TB patients have diverse disease, demographic and behavioural characteristics. These characteristics are easily obtained through patient history and, in India, are expected to be recorded for TB patients on the Nikshay platform. Therefore, identifying patients with these risk factors is feasible in India, if a risk and needs assessment is carried out and documented into Nikshay in a systematic manner. Data analytics can be directly built into the system to highlight a patient who needs the differentiated care approach. The study has indicated that few of the risks that are important for assessment of whether a TB patient requires more specific and comprehensive care or whether routine care is sufficient. The fields for all these risk factors are configured on the current Nikshay platform, but are rarely given adequate attention.

Some of the limitations of our study include the following. Previous studies have indicated age below 25 years as a risk factor for poor outcomes but our analysis was restricted to those above the age of 18 and the number between 18 and 25 was not large enough to analyse separately. In a few instances, we noted inconsistency between treatment outcomes reported in Nikshay and our data. In these instances, we used our recorded outcome as we were able to validate this directly from the patient or a family member. For 14% of patients, we depended on Nikshay, as we did not have an outcome recorded in our database. The characteristics of this group of patients for whom we did not have an outcome recorded in the PCS, were not independently analysed to examine whether any differences existed between this group and those for whom we had treatment outcomes recorded in the PCS. Finally, since the RANA administration was carried out on an average of almost 2 months after the initiation of treatment, there could be underestimation of deaths, as about 50% of TB deaths occur within 2 months of treatment initiation [17]. Our data was also unable to draw inferences on patient’s treatment adherence during the follow-up period.

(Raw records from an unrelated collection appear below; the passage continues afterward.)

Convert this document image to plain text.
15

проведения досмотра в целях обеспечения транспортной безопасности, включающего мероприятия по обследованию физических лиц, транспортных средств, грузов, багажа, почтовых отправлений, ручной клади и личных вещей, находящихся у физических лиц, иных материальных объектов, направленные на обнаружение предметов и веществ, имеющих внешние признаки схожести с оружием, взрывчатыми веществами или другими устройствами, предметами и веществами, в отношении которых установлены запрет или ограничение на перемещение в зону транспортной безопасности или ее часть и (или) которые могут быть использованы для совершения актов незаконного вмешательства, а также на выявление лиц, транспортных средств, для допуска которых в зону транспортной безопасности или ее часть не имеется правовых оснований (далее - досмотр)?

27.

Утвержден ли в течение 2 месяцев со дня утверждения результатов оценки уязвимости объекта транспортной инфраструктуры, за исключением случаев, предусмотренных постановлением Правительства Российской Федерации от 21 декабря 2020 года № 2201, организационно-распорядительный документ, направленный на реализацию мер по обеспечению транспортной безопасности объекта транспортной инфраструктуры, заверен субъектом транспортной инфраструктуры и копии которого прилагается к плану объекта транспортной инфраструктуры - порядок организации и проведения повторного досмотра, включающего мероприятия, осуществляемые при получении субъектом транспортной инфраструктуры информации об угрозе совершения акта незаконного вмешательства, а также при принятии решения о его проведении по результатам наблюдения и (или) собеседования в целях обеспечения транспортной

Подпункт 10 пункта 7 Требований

However, we note that reports of missed doses among patients that were intensively followed up by CHWs was rare.


Achieving favourable treatment outcomes for drug sensitive TB to 92% and DR-TB to 75% requires innovative approaches. The Differentiated Care Model (DCM), with an initial Risk and Needs Assessment (RANA), appears to be an essential first step innovation, in order to first identify those at greater risk of an unfavourable treatment outcome and then to ensure follow up care and support tailored to their needs. The study provides a model, with process and tools to implement this innovation at scale.